The Knicks passed on Bridges with the No. 9 pick in 2018 and he was selected by the 76ers with the next pick — but promptly traded to Phoenix, where he spent the first five seasons of his career. He was traded to the Nets as part of the package for Kevin Durant and struggled to carry the rebuilding franchise in a lead role.

“I didn’t play to how I wanted to play,” Bridges said. “Just learning from that. Last year was a big learning thing. Obviously, I didn’t play as well as I wanted to. Seeing a lot of things, going through that, kind of helps me. You kind of learn and build from mistakes . . . When stuff doesn’t go as well as you want it, you can’t just look at it and be upset and put your head down. You’ve got to look at it and accept what it was and learn how to grow from it. That’s the biggest thing. When adversity hits you’ve got to use it. You’ve got to use it as fuel, use it as a learning experience. I think that’s what I’m going to do. I think I’m saying the right things. My mom’s nodding her head.”

Rivers smiled and said, “I wanted to clap.”

The applause can be held for the on-court efforts. Some of what the Knicks hope to get can be attributed to his background as one of the group of four former Villanova teammates, friends who are accustomed to playing together.
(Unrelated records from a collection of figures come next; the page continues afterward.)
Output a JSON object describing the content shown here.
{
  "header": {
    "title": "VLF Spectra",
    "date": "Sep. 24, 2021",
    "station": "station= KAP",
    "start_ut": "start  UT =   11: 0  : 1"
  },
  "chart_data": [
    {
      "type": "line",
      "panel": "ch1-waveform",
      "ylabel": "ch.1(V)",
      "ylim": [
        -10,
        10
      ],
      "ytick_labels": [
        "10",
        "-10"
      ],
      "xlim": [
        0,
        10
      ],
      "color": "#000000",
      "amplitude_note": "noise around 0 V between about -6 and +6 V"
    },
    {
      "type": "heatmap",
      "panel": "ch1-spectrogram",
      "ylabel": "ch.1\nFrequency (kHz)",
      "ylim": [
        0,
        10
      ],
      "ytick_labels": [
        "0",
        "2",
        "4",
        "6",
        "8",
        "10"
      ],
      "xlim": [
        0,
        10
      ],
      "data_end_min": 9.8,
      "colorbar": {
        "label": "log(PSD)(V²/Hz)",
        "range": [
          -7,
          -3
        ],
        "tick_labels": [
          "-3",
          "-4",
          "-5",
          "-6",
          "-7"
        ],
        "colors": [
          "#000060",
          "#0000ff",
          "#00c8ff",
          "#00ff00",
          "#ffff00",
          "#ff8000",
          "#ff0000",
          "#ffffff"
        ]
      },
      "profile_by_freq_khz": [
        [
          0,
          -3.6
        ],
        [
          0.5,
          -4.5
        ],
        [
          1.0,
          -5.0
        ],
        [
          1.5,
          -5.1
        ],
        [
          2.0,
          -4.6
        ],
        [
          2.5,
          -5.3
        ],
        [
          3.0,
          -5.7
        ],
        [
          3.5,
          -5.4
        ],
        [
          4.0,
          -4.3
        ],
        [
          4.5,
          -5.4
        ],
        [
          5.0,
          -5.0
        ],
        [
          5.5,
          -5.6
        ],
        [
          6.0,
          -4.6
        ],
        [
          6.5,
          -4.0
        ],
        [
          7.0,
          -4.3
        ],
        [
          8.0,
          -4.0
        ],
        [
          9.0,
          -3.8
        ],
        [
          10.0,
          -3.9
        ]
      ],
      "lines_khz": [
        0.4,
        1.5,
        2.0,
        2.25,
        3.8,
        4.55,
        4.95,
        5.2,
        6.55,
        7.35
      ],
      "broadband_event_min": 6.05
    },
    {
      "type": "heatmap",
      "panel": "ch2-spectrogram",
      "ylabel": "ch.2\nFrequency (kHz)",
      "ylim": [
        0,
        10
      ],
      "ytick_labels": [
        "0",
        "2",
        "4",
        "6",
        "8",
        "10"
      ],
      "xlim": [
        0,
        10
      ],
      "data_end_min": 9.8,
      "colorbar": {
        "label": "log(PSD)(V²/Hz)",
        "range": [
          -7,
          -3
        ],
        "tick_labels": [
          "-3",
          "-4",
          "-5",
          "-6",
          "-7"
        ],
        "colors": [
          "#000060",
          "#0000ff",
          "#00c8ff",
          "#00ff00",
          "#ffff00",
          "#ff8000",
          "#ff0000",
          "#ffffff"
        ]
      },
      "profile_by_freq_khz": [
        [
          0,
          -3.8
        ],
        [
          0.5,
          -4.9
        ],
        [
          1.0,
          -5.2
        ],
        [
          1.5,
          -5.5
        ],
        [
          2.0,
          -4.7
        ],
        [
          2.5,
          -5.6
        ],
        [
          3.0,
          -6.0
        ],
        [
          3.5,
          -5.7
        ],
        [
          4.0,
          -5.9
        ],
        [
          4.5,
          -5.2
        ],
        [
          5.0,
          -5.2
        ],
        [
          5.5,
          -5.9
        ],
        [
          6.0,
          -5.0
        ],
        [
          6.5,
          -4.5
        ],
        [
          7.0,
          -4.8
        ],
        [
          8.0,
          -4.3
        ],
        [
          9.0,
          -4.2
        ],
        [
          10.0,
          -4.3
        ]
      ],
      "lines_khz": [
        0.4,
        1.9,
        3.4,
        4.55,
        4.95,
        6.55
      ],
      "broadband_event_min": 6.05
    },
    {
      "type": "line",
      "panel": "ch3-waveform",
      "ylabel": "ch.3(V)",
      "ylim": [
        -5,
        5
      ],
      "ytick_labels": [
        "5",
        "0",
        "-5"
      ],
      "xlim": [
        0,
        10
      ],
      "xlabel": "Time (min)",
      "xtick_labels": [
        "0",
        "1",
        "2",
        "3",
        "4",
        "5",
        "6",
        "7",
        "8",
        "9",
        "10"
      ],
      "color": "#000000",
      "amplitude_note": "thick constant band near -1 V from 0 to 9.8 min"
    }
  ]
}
But more may just be the fit that he brings as a player who seems born out of Thibodeau’s mad professor lab. Bridges is a player who has played in 474 consecutive games since being drafted, twice leading the NBA in minutes played (fourth last season). He has earned first-team All-Defensive Team honors as well as proving to be a dangerous offensive threat.

“I see all the jokes,” Bridges said of Thibodeau's reputation for pushing his players — albeit one that his own players insist is untrue, pointing to the much-reduced physical workload at practices. “I see them, but it’s great. Thibs is a great coach, and I think one thing: who doesn’t want to play all the time? Just who he is, how he embodies and how structured he is, that’s what I came from. That’s high school, college, and with coach Monty [Williams in Phoenix] as well. Just guys, I’m fit for that.”
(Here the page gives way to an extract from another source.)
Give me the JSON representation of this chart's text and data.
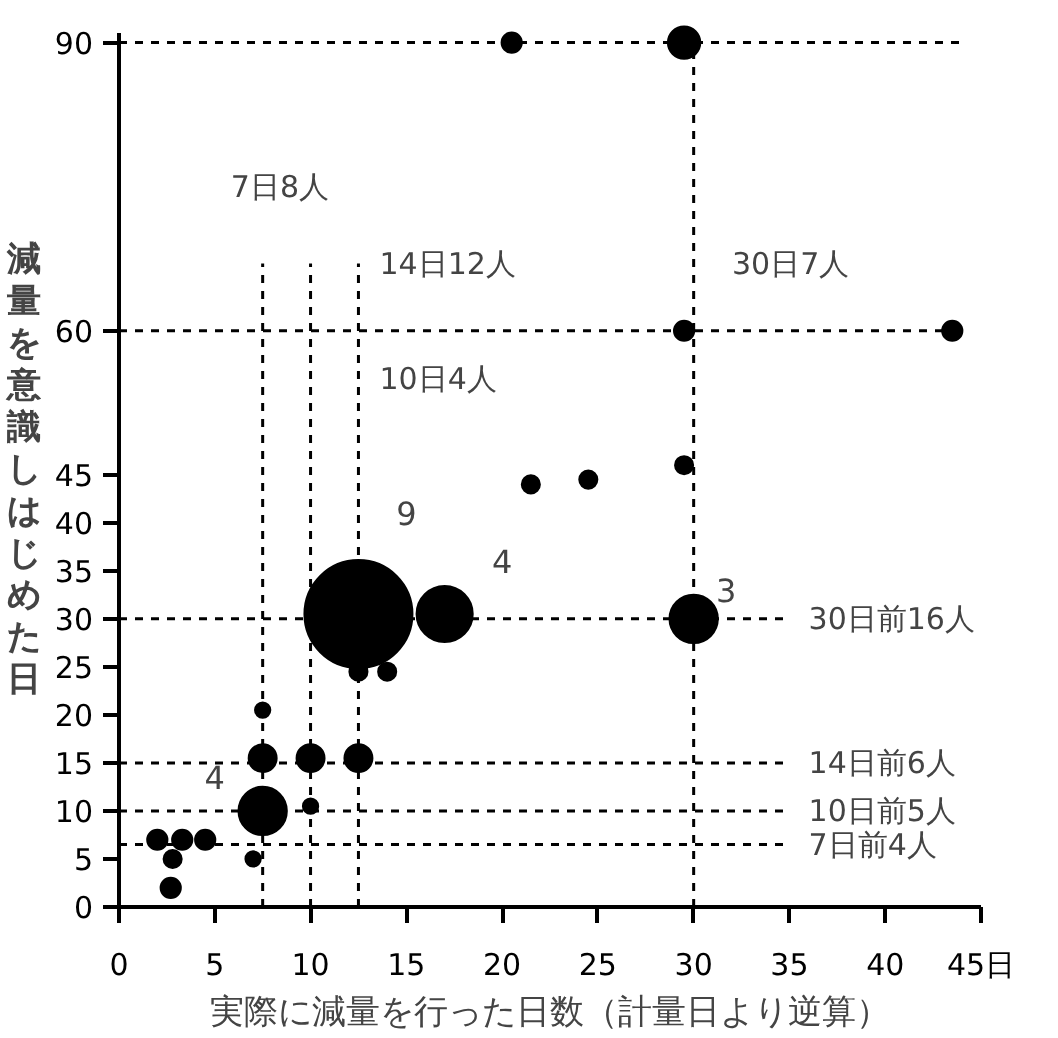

"I know everybody’s seen all the jokes about Thibs, but I’m like y’all must not have been watching me in Phoenix because coach Monty would play me 48 minutes and the man played me 50-something minutes against De’Aaron Fox in Sacramento, and y’all know how fast they play — and I was sick. So, I was sick as a bat, literally out there, couldn’t breathe, and I played 50-something minutes. I was on a frickin' chair after we won, laid out, and I think Monty didn’t think I was sick either, and he was like, ‘Look at him. That’s what we do.’ I’m like, let’s just get on this damn plane."

To get here now, it meant a deal between the Nets and Knicks — which hadn’t been done since 1983. There were reports that Bridges had asked for a deal — and particularly a trade to join his friends with the Knicks, but both sides have insisted that is untrue.
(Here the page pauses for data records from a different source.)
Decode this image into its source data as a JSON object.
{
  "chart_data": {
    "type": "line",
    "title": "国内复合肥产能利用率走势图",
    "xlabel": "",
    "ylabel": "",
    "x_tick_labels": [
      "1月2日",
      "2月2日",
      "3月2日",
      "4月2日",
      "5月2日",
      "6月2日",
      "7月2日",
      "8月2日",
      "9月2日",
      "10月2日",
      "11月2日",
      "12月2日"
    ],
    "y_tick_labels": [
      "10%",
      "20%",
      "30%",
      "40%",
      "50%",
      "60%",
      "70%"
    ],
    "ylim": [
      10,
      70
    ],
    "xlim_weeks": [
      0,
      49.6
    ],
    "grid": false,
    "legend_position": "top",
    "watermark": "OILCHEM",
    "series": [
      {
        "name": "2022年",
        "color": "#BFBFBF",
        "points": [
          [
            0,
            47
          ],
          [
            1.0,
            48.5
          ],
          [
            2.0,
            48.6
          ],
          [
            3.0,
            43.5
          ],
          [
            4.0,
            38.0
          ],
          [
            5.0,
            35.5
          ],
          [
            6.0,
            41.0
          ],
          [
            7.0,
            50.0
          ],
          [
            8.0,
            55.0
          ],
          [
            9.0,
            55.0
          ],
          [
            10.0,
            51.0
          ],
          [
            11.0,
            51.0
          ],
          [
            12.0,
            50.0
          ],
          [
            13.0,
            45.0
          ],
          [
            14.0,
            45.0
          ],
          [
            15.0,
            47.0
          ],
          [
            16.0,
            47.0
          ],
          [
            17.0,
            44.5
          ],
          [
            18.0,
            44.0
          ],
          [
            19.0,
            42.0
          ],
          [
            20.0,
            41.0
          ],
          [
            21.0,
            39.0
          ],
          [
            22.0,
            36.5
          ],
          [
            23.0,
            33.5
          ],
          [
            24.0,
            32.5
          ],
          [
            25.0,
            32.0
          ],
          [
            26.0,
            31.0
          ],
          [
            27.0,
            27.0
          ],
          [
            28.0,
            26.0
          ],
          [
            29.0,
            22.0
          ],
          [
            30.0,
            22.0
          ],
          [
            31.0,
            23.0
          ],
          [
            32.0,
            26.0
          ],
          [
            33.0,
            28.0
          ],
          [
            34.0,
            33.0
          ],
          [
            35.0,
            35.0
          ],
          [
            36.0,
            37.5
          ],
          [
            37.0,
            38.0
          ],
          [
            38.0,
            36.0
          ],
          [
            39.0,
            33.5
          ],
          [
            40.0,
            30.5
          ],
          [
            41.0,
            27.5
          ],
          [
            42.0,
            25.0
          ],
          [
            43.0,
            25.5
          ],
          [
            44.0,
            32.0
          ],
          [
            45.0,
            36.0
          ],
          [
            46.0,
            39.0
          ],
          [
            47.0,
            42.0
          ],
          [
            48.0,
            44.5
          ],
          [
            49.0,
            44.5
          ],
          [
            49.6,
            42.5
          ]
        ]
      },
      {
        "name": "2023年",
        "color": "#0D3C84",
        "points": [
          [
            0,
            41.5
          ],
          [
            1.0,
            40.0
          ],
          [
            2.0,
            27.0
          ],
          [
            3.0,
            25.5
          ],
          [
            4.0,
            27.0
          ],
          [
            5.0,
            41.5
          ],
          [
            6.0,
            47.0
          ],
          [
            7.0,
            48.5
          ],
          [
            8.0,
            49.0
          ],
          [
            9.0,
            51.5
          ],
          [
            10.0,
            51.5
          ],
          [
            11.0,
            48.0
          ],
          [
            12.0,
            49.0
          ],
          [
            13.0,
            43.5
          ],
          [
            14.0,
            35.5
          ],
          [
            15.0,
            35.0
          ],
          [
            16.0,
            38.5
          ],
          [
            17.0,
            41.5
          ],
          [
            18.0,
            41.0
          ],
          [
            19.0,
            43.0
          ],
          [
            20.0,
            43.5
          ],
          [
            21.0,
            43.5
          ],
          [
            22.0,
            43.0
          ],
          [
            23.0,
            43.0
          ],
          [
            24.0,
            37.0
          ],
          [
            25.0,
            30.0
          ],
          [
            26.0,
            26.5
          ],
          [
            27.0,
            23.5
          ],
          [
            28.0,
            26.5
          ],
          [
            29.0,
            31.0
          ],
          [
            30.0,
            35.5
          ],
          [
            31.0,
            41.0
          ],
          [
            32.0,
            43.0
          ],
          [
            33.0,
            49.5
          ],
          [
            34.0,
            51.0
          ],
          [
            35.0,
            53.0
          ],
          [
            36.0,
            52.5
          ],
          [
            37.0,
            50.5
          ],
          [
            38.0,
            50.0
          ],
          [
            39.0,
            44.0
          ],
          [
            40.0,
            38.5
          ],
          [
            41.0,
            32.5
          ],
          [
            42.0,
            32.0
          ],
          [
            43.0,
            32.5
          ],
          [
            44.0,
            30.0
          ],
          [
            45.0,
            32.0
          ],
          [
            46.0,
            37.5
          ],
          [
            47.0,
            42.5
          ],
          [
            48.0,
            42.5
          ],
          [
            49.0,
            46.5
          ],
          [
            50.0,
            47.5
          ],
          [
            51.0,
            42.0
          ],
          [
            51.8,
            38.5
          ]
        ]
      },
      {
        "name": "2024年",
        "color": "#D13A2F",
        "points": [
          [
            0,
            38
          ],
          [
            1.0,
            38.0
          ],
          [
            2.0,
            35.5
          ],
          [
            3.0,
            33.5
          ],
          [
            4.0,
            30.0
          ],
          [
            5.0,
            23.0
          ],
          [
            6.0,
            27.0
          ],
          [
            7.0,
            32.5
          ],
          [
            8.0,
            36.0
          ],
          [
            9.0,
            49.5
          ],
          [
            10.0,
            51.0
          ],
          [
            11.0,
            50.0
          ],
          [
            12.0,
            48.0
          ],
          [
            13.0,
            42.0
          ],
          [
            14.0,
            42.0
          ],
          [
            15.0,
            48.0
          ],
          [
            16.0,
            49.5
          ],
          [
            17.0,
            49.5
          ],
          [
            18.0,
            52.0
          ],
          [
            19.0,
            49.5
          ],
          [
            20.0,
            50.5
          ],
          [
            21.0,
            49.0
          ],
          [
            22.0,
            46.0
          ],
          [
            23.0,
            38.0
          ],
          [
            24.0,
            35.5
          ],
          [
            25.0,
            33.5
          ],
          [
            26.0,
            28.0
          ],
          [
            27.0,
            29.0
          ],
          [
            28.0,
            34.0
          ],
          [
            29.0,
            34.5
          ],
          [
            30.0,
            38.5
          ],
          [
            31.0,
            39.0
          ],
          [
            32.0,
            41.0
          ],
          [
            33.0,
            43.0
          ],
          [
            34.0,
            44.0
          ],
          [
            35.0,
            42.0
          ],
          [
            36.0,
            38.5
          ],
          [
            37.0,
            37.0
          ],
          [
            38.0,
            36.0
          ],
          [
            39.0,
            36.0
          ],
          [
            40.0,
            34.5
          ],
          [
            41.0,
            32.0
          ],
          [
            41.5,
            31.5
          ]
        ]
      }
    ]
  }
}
“That could not be further from the truth,” Nets general manager Sean Marks said Monday. “I think that's just not in Mikal’s character. It's not who he is. And that definitely did not happen. But he was told by me when I called him up and let them know that we're at the 2-yard line.”

“Sean said everything,” Bridges said. “I tried to say as much as I can when I was tweeting about things and my Instagram post. It’s just not who I am. It’s not. That’s what it is. I’m happy Sean had a chance to tell everybody. No matter what you’re going to say, they’re not going to believe you.”

Bridges had already bought a loft in Tribeca months before the trade, so there will be no need for relocation services. So, even if he didn’t ask out, he has certainly come home.

“I’m excited to be here,” Bridges said. “Excited to be a Knick. Excited to play at MSG. Excited to see my guy Spike [Lee] courtside. I don’t know, it’s just great to be here. Obviously, just the team we have. Thibs and everybody . . . Just really appreciative and excited to get to work. Just hate that it’s the summer because you’ve got to wait a long time to play. But really excited.”